Gün geçtikçe gelişen teknolojinin yanı sıra gerçek ve hayal arasındaki çizgi de silinmeye başladı. Aklına gelebilecek her şeyin mümkün olduğu bir dünyaya ışınlanmayı kim istemez?
Günlük yaşamımızdaki sorumlulukları, sorunları ve ilişkileri geride bırakıp çok daha basit hayatta kalma prensipleri olan bir yer. Ama yalnız olmak sıkıcı olurdu, o zaman bu minik gezegeni senin gibi dış dünyadan kaçan veya yeni maceralar kovalayan insanlarla dolduralım. Bu tanıma uyan piyasadaki sayısız oyundan hiçbiri gelecekten beklentimizi karşılamıyor, bu nedenle baştan sona yepyeni bir oyun kurmak gerekir.
Oyuna başlamadan önce oyunu kaldırabilecek ve deneyimi en gerçekçi hale getirecek ekipman lazım. Günümüzdeki arttırılmış gerçeklik düzeneklerinin ses ve görüntü sağlamasının üzerine koku, tat, his ve hareket duyularını yaşatabilmesi lazım. Bunu beyine gönderilen ışınlarla yapıldığını farz edelim. Kapsül veya kask gibi şekillerde tasarlayacak olursak oyunun içeriğine geçebiliriz. 100 katlı bir kule olsa mesela, her katta apayrı bir ortam. İlkinde ilkbaharda bir kasaba, ikinci katta karlı bir uçurum ve devamı.
Bu oyunun birçok kişinin ilgisini çekeceği şüphesiz. Yeterli büyüklükte bir kitleye ulaşınca dünya çapınca bir turnuva düzenleriz. Her ülkenin en iyi oyuncularını tek bir stadyuma toplayıp yepyeni bir dünyayı kocaman bir ekrana yansıtmanın yanı sıra tüm dünyaya canlı yayın açarız.Yeterince izleyici toplanınca da profesyonel oyuncuların bulunduğu dünyayı topluma açarız. İsteyen herkes en sevdikleri oyuncunun gelişimin yanlarından izleyip birbirleriyle iletişimde olmak ve hatta oyuna katılıp büyük ödül olan oyunun sahipliğinin aktarılması için yarışabilirler.
Devamında çıkış butonunu oyundan kaldırıp oyuncuları hapsederiz. Oyunda ölen gerçek hayatta da ölür ve kurtulmanın tek yolu her 100 kattaki canavarları veya yaşam koşullarını yenerek oyunu bitirmek, ekipmanın dışarıdan çıkarılması beyine yollanan dalgaların beyni tümüyle pişirmesine yol açar.
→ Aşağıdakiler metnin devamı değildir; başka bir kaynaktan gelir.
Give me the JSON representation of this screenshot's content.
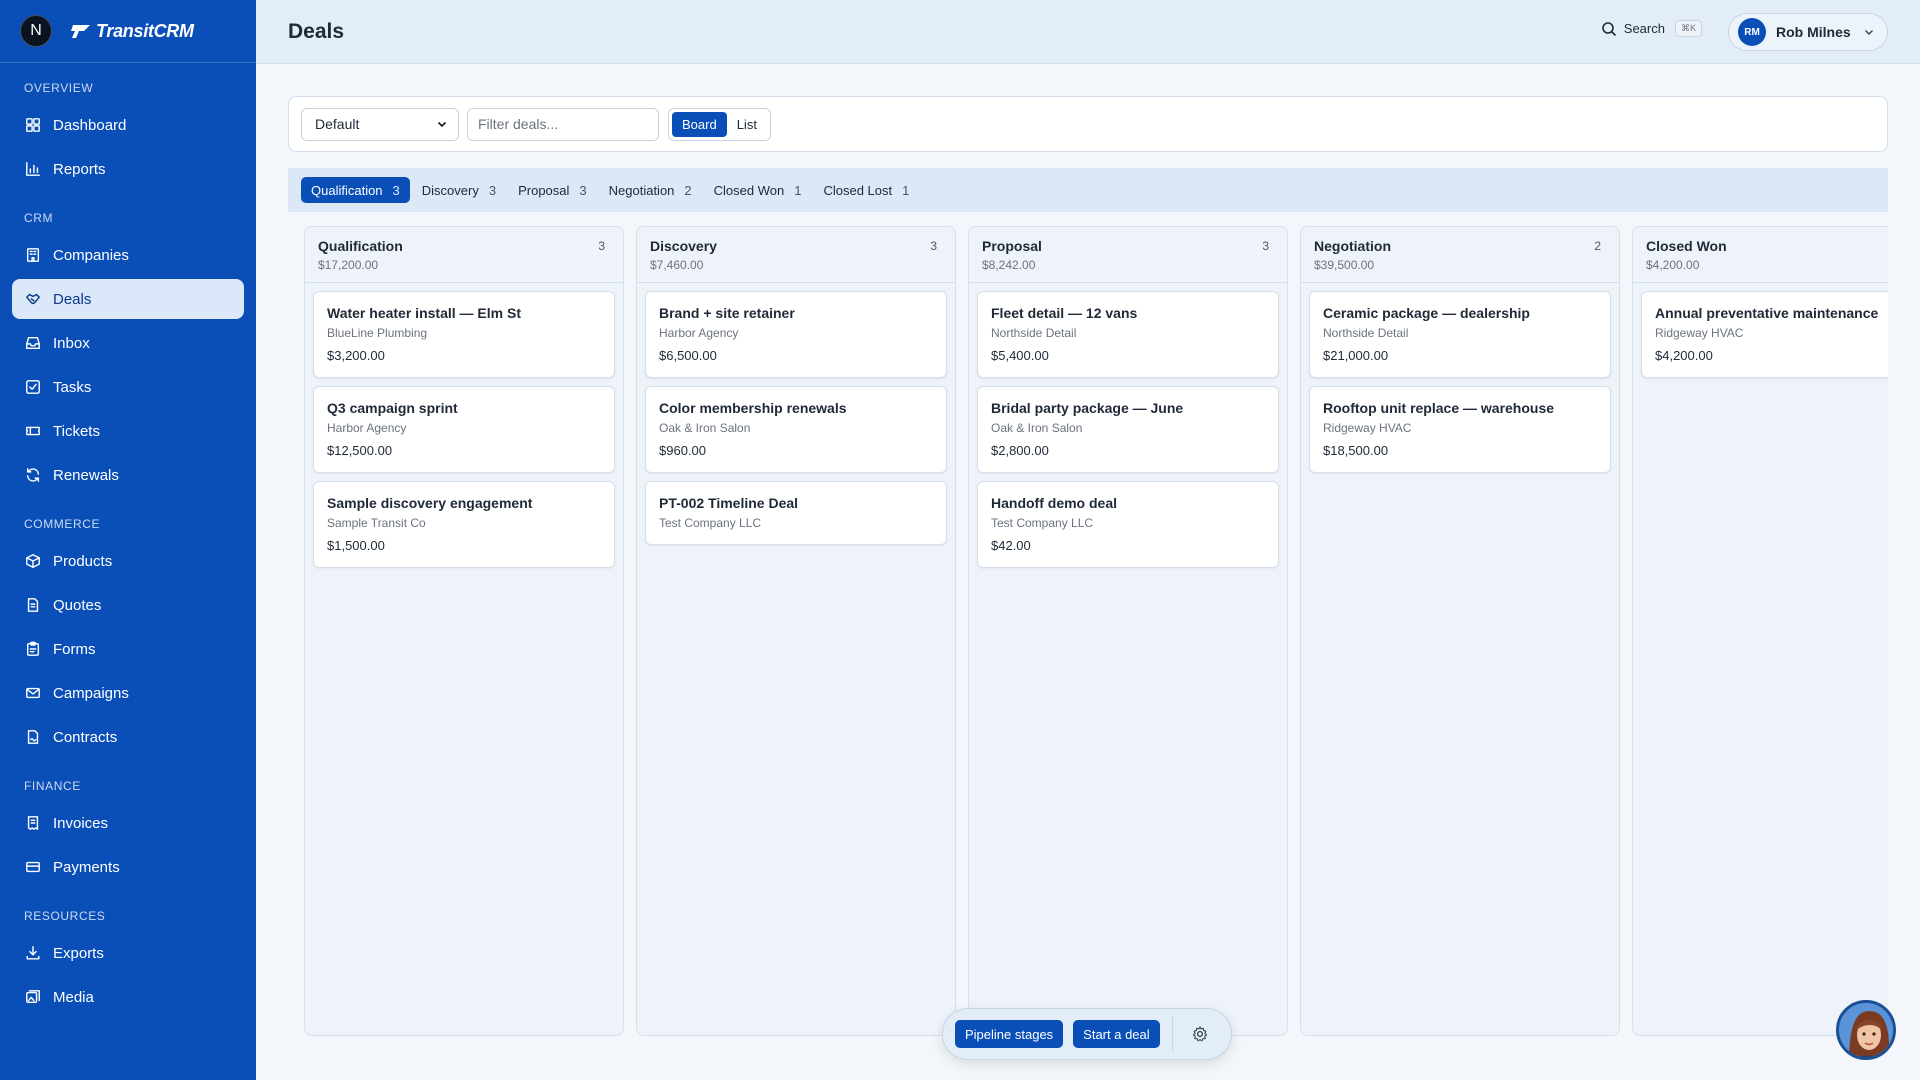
{
  "org": {
    "initial": "N"
  },
  "brand": {
    "name": "TransitCRM"
  },
  "header": {
    "title": "Deals",
    "search_label": "Search",
    "shortcut": "⌘K",
    "user_initials": "RM",
    "user_name": "Rob Milnes"
  },
  "sidebar": {
    "sections": [
      {
        "title": "OVERVIEW",
        "items": [
          {
            "label": "Dashboard",
            "icon": "dashboard-icon"
          },
          {
            "label": "Reports",
            "icon": "bar-chart-icon"
          }
        ]
      },
      {
        "title": "CRM",
        "items": [
          {
            "label": "Companies",
            "icon": "building-icon"
          },
          {
            "label": "Deals",
            "icon": "handshake-icon",
            "active": true
          },
          {
            "label": "Inbox",
            "icon": "inbox-icon"
          },
          {
            "label": "Tasks",
            "icon": "checkbox-icon"
          },
          {
            "label": "Tickets",
            "icon": "ticket-icon"
          },
          {
            "label": "Renewals",
            "icon": "refresh-icon"
          }
        ]
      },
      {
        "title": "COMMERCE",
        "items": [
          {
            "label": "Products",
            "icon": "package-icon"
          },
          {
            "label": "Quotes",
            "icon": "document-icon"
          },
          {
            "label": "Forms",
            "icon": "clipboard-icon"
          },
          {
            "label": "Campaigns",
            "icon": "mail-icon"
          },
          {
            "label": "Contracts",
            "icon": "contract-icon"
          }
        ]
      },
      {
        "title": "FINANCE",
        "items": [
          {
            "label": "Invoices",
            "icon": "receipt-icon"
          },
          {
            "label": "Payments",
            "icon": "card-icon"
          }
        ]
      },
      {
        "title": "RESOURCES",
        "items": [
          {
            "label": "Exports",
            "icon": "download-icon"
          },
          {
            "label": "Media",
            "icon": "media-icon"
          }
        ]
      }
    ]
  },
  "toolbar": {
    "pipeline_value": "Default",
    "filter_placeholder": "Filter deals...",
    "board_label": "Board",
    "list_label": "List"
  },
  "stage_tabs": [
    {
      "label": "Qualification",
      "count": "3",
      "active": true
    },
    {
      "label": "Discovery",
      "count": "3"
    },
    {
      "label": "Proposal",
      "count": "3"
    },
    {
      "label": "Negotiation",
      "count": "2"
    },
    {
      "label": "Closed Won",
      "count": "1"
    },
    {
      "label": "Closed Lost",
      "count": "1"
    }
  ],
  "columns": [
    {
      "title": "Qualification",
      "total": "$17,200.00",
      "count": "3",
      "deals": [
        {
          "title": "Water heater install — Elm St",
          "company": "BlueLine Plumbing",
          "amount": "$3,200.00"
        },
        {
          "title": "Q3 campaign sprint",
          "company": "Harbor Agency",
          "amount": "$12,500.00"
        },
        {
          "title": "Sample discovery engagement",
          "company": "Sample Transit Co",
          "amount": "$1,500.00"
        }
      ]
    },
    {
      "title": "Discovery",
      "total": "$7,460.00",
      "count": "3",
      "deals": [
        {
          "title": "Brand + site retainer",
          "company": "Harbor Agency",
          "amount": "$6,500.00"
        },
        {
          "title": "Color membership renewals",
          "company": "Oak & Iron Salon",
          "amount": "$960.00"
        },
        {
          "title": "PT-002 Timeline Deal",
          "company": "Test Company LLC",
          "amount": ""
        }
      ]
    },
    {
      "title": "Proposal",
      "total": "$8,242.00",
      "count": "3",
      "deals": [
        {
          "title": "Fleet detail — 12 vans",
          "company": "Northside Detail",
          "amount": "$5,400.00"
        },
        {
          "title": "Bridal party package — June",
          "company": "Oak & Iron Salon",
          "amount": "$2,800.00"
        },
        {
          "title": "Handoff demo deal",
          "company": "Test Company LLC",
          "amount": "$42.00"
        }
      ]
    },
    {
      "title": "Negotiation",
      "total": "$39,500.00",
      "count": "2",
      "deals": [
        {
          "title": "Ceramic package — dealership",
          "company": "Northside Detail",
          "amount": "$21,000.00"
        },
        {
          "title": "Rooftop unit replace — warehouse",
          "company": "Ridgeway HVAC",
          "amount": "$18,500.00"
        }
      ]
    },
    {
      "title": "Closed Won",
      "total": "$4,200.00",
      "count": "",
      "deals": [
        {
          "title": "Annual preventative maintenance",
          "company": "Ridgeway HVAC",
          "amount": "$4,200.00"
        }
      ]
    }
  ],
  "actions": {
    "pipeline_stages": "Pipeline stages",
    "start_deal": "Start a deal"
  }
}
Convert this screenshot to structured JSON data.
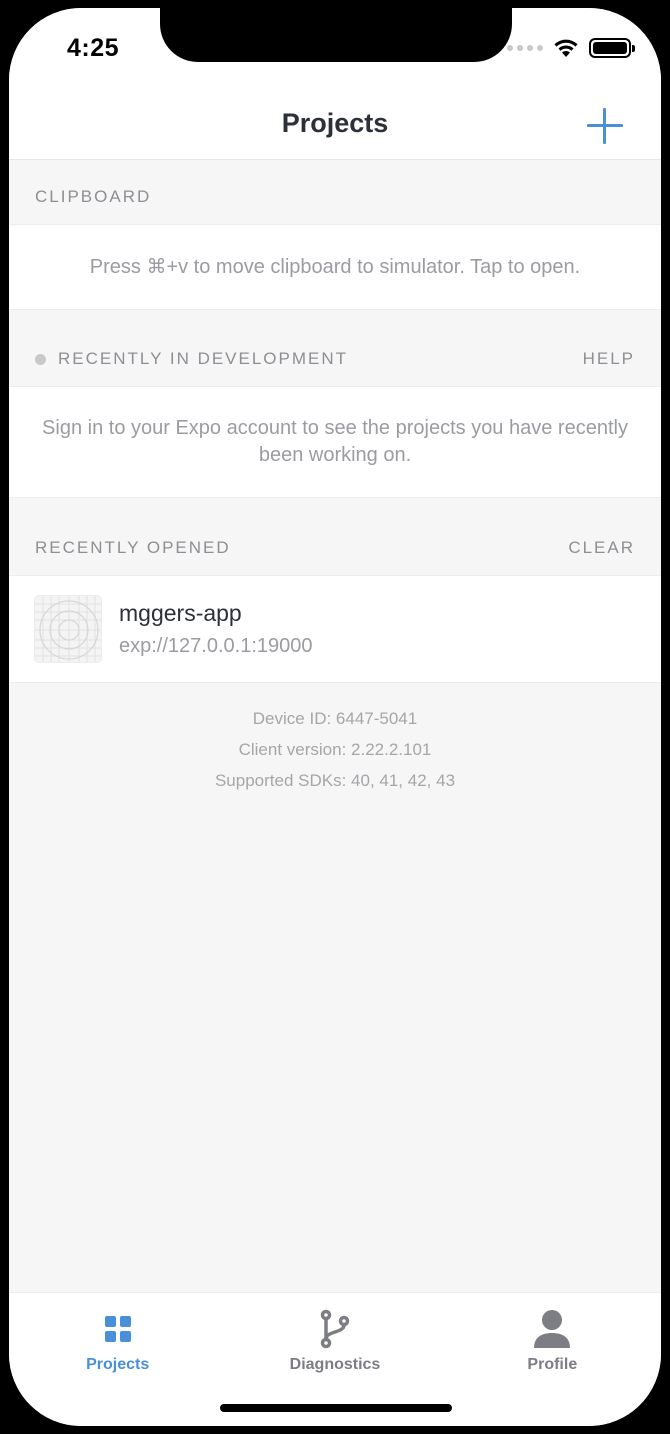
{
  "status_bar": {
    "time": "4:25"
  },
  "header": {
    "title": "Projects"
  },
  "clipboard": {
    "header": "CLIPBOARD",
    "message": "Press ⌘+v to move clipboard to simulator. Tap to open."
  },
  "recent_development": {
    "header": "RECENTLY IN DEVELOPMENT",
    "action": "HELP",
    "message": "Sign in to your Expo account to see the projects you have recently been working on."
  },
  "recently_opened": {
    "header": "RECENTLY OPENED",
    "action": "CLEAR",
    "projects": [
      {
        "name": "mggers-app",
        "url": "exp://127.0.0.1:19000"
      }
    ]
  },
  "device_info": {
    "device_id": "Device ID: 6447-5041",
    "client_version": "Client version: 2.22.2.101",
    "supported_sdks": "Supported SDKs: 40, 41, 42, 43"
  },
  "tabs": [
    {
      "label": "Projects",
      "icon": "grid-icon",
      "active": true
    },
    {
      "label": "Diagnostics",
      "icon": "branch-icon",
      "active": false
    },
    {
      "label": "Profile",
      "icon": "person-icon",
      "active": false
    }
  ],
  "colors": {
    "accent": "#4a90d9",
    "background": "#f6f6f6",
    "muted_text": "#9a9ca1"
  }
}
Oyunun tamamlanması ayları belki yılları alacak hatta belki herkes yaşlılıktan ölecek, oyun içindeki insanların nasıl bir toplum kuracağı tartışılır. Bu noktadan sonra işe dış dünyadakiler giriyor. İzleyiciler dünya şartlarını oylamalar veya para aracılığıyla değiştirebilir, kolaylaştırıp zorlaştırmak insanların vicdanına kalmış. Bunun bir eğlence gereci olduğunu unutmayarak tanrıcılık oynamak. İlgini çeken oyunculara sponsor olmak, katların zorluluğunu arttırmak, veya kaosa yol açmak, bu gücü düşüncelerinin en derinliklerindeki kirlilikleri tatmin için kullananlar, her şeyden kazanç elde etmeye çalışan büyük firmalar ve diğer birçoğu olacak.
Yıllar, binlerce ölü ve bir kahraman sonra ne gelecek? Uzun uykudan uyanmış bu insanlar eski hayatlarına geri dönebilecek mi? Vücutlarının onlardan umudu yitirmesi mi yoksa geride bıraktıkları hayatın onlarsız devam etmesi mi daha çok üzecek? Hele o “tanrılar”a ne demeli? Nasıl bakacaklar hayatlarıyla oyuncak gibi oynadıkları insanların yüzüne? Toplumda kutuplaşma olacak, oyuna dönme peşindekiler isyan edecek, ölenlerden çok daha fazlası ölmüş olmayı dileyecek. Ancak günün sonunda bu sadece bir oyundu.